Image via Nikkei Asia. |
Thought I was somewhere back in the 80s yesterday as the stock indexes crashed and soared out of "uncertainty" over inflation, ostensibly, though in fact over the cure for inflation, which includes the Federal Reserve Bank ticking up interest rates. Of course in the mid-80s the federal funds rate was running around 7 or 8%, occasionally higher, and had recently gone as high as 19%, during the Volcker shocks, while now it's effectively zero, with plans to get it up to 0.75% or even 1.0% in the course of the year (those plans could be changing at this very moment, as I type, as the governors are in the first day of their two-day meeting, but it's not considered likely).
One percent isn't exactly a nightmare, is it?
I found myself wondering about the actual issues that are causing price hikes, the Covid-caused international supply chain breakage and labor shortage, and what the Biden administration is doing about them. Leading up to Christmas, there was a profusion of news coverage of how, basically, Santa's sleigh was stuck on the freeway and everybody's holiday was going to be wrecked by the failure, and how badly the government was handling it, and how the public wasn't impressed (and horserace gossip: when Transportation Secretary Pete Buttigieg informed the nation in late November that $17 billion had been allocated to keeping the ports working around the clock and other measures, the media coverage was all about the stupid question of whether "Mayor Pete" might challenge Kamala Harris for the vice presidency). And then, after Biden announced on 22 December that, in fact, the toys had all arrived on time, the discussion kind of went quiet.

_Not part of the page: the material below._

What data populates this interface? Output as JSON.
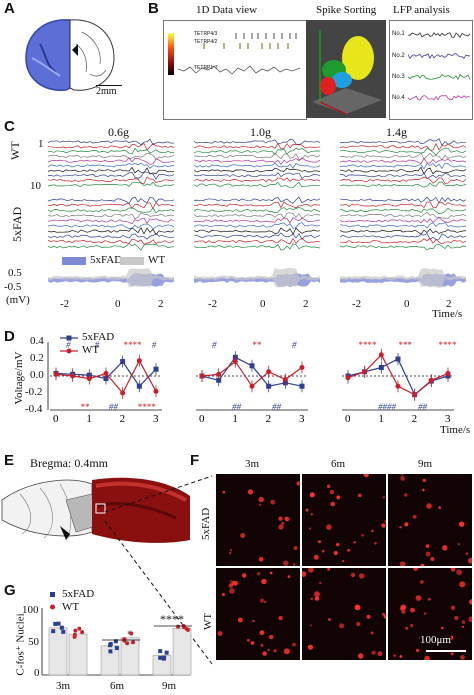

It took me three or four pages of Google results to get to some circumstantiated coverage, in a pretty unexpected source, Iowa Starting Line (Your Home for Iowa Politics)
The Biden administration on Wednesday [19 January] announced a major effort to address supply chain backlogs caused by the coronavirus pandemic.
The federal government released $14 billion to the US Army Corps of Engineers to fund 500 projects, which will make it easier to transport goods, allow the passage of larger ships, and expand capacity at key ports, according to a White House fact sheet.
But the story of the big Biden initiative, now almost a week old, still hasn't really shown up in the mainstream news sources (a quick Google search finds it's been on ABC and CBS but not in New York Times, Washington Post, NPR, MSNBC, Politico or Axios, or, like, anywhere people go), and lots of people think the interest rate thing is the only thing the administration is doing about inflation. I guess the political reporters think it's boring. That's why Democrats don't get a break.